The Gorgon obeyed, moving slowly and stiffly as if the lubrication of his joints was drying out.
“Jack?” Ethan repeated. “That’s funny, he doesn’t look like a ‘Jack’.”
“Shouldn’t you be getting some sleep, Ethan?” Jefferson Jericho offered a smile that didn’t have a lot of wattage behind it. “Is that your real name?”
“Real enough. Dave told me you three came from Denver. Right?”
“That’s right, son.”
“How’d you make it past all the Gray Men?”
“We were lucky.” Jefferson had already asked Joel Schuster what those horrors had been. There were none of those monsters in New Eden, and being so close to the things gave him extra incentive, if any more was needed. “We never saw any.”
“Captain Walsh said there are thousands here. You must’ve been lucky.”
“Yeah.” Jefferson watched Vope figuring out how to unroll and unzip the sleeping bag. He wondered if the Gorgon even needed sleep. One thing, they could mimic human habits pretty quickly.
“So everybody passed the blood test,” Ethan continued. He tried to probe Kushman’s mind with the silver hand, but again the bright blue sphere would not be pierced. “That’s a good thing. I wouldn’t want to think we were traveling with any aliens in human skin.”
“Me neither. That would be very disturbing, wouldn’t it? Listen…Ethan…I’m really tired, okay? Let’s talk tomorrow, I’ve got to get some sleep.” Jefferson saw that, to Vope’s credit, there had been no reaction and no reaction from Ratcoff either. But he thought: Ethan knows. The question being: if the boy knows, why hasn’t he done anything about it? He zipped up his sleeping bag as best he could, one-handed. “Goodnight,” he said as he settled in, and he gratefully closed his eyes against the overhead lights though there was still more than an hour before lights out. He would get another chance at the boy later, he thought, but at the moment the pain pills were putting him under.

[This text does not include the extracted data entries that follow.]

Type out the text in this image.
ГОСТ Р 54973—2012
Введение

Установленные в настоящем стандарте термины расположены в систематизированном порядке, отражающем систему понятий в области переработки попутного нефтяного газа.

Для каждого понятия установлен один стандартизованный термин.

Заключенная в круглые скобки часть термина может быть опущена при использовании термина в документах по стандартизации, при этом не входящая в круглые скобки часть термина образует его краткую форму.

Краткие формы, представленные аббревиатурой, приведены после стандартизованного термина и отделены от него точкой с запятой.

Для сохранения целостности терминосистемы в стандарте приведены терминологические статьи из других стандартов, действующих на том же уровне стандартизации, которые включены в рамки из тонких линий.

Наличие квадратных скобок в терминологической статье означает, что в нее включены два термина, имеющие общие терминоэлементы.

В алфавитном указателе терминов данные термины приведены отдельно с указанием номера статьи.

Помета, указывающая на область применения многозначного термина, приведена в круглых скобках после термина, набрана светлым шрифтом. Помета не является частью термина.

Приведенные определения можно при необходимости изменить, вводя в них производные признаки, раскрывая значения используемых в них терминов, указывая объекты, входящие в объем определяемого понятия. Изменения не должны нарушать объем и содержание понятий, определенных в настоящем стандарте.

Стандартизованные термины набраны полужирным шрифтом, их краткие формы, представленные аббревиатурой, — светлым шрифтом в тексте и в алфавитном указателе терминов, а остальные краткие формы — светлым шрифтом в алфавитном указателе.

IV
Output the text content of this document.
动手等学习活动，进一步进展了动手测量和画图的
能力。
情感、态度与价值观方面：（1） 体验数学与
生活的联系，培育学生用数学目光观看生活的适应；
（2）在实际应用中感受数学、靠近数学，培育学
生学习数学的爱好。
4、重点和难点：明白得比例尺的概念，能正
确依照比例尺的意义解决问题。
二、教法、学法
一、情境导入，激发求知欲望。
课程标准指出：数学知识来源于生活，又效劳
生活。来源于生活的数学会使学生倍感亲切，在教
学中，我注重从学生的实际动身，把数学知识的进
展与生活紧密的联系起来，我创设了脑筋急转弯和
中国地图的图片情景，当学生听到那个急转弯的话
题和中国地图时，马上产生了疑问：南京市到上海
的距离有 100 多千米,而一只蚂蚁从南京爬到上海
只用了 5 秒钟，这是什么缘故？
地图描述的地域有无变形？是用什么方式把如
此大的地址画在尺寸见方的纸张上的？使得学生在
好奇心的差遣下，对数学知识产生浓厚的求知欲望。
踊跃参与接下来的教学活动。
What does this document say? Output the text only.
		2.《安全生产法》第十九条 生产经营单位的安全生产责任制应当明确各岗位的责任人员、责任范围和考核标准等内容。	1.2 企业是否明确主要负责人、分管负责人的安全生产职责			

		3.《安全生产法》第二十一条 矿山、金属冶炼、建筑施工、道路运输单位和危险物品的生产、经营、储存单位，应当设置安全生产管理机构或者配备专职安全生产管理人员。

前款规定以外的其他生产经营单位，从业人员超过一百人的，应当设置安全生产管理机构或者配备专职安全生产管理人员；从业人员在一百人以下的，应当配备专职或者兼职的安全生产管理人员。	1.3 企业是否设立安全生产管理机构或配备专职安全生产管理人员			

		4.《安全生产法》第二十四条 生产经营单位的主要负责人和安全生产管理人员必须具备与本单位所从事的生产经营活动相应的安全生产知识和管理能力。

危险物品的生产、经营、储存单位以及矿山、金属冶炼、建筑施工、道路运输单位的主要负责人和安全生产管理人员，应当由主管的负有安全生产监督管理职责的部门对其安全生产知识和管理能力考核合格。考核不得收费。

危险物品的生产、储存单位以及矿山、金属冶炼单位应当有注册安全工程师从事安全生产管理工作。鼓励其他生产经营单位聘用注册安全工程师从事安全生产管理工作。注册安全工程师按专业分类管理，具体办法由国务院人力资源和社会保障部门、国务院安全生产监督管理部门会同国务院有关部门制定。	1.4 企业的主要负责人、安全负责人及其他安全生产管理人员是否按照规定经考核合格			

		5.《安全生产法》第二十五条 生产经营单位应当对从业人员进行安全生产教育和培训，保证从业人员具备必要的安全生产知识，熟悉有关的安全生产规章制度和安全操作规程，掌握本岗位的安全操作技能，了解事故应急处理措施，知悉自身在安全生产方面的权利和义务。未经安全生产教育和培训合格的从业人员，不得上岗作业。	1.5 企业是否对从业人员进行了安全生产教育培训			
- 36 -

“Night, Mr. Kushman,” Ethan said, and with the soldier at his back he walked toward the area where Olivia, Dave, and JayDee were sacked out. Dave had already been asleep when Ethan announced his bathroom trip to the trooper, and Olivia had been drifting that way. He was almost to them when someone touched his right arm.
He turned to face Nikki. The soldier stopped also, and being a sensible guy he backed up a few paces to give them a little more of that precious privacy.
“Hi,” Ethan said.
“Hi.” The overheads made the rhinestone star on her eyepatch glitter. “You found a place?”
“Yeah, I’m over there. You?”
“Over that way. Not far.”
He nodded. “Good to be in a safe place tonight.”
“Yeah. You get some food?”
“Somebody brought me a couple of pieces of bread and a can of Sprite. That’s all I need right now.” The somebody being a runner for Captain Walsh.
Nikki didn’t say anything for awhile. They both looked around at the people getting themselves and their children ready for a night’s rest. Then Nikki said, “It was bad…what happened to Mr. Roosa. I was standing right there almost beside him. He was a pretty good guy. It was bad, wasn’t it?”
“Yes,” said Ethan. “Real bad.”
“Do you think they’ll come here tonight?”
He heard the fear in her voice. She looked pale and shaken, and maybe she was just hanging on. “I don’t think so,” Ethan answered. “No, probably not.”
“I don’t think so either.” She seemed to relax a little, at the confidence in Ethan’s voice. “Seems like if anybody would know, you would.”
He didn’t care to follow up that comment, which for sure dealt with his being—in her eye, at least—part alien. He had a sudden thought, though, and it involved a need to know. He said, “Would you come with me for just a minute? Let’s get away from some of these people?”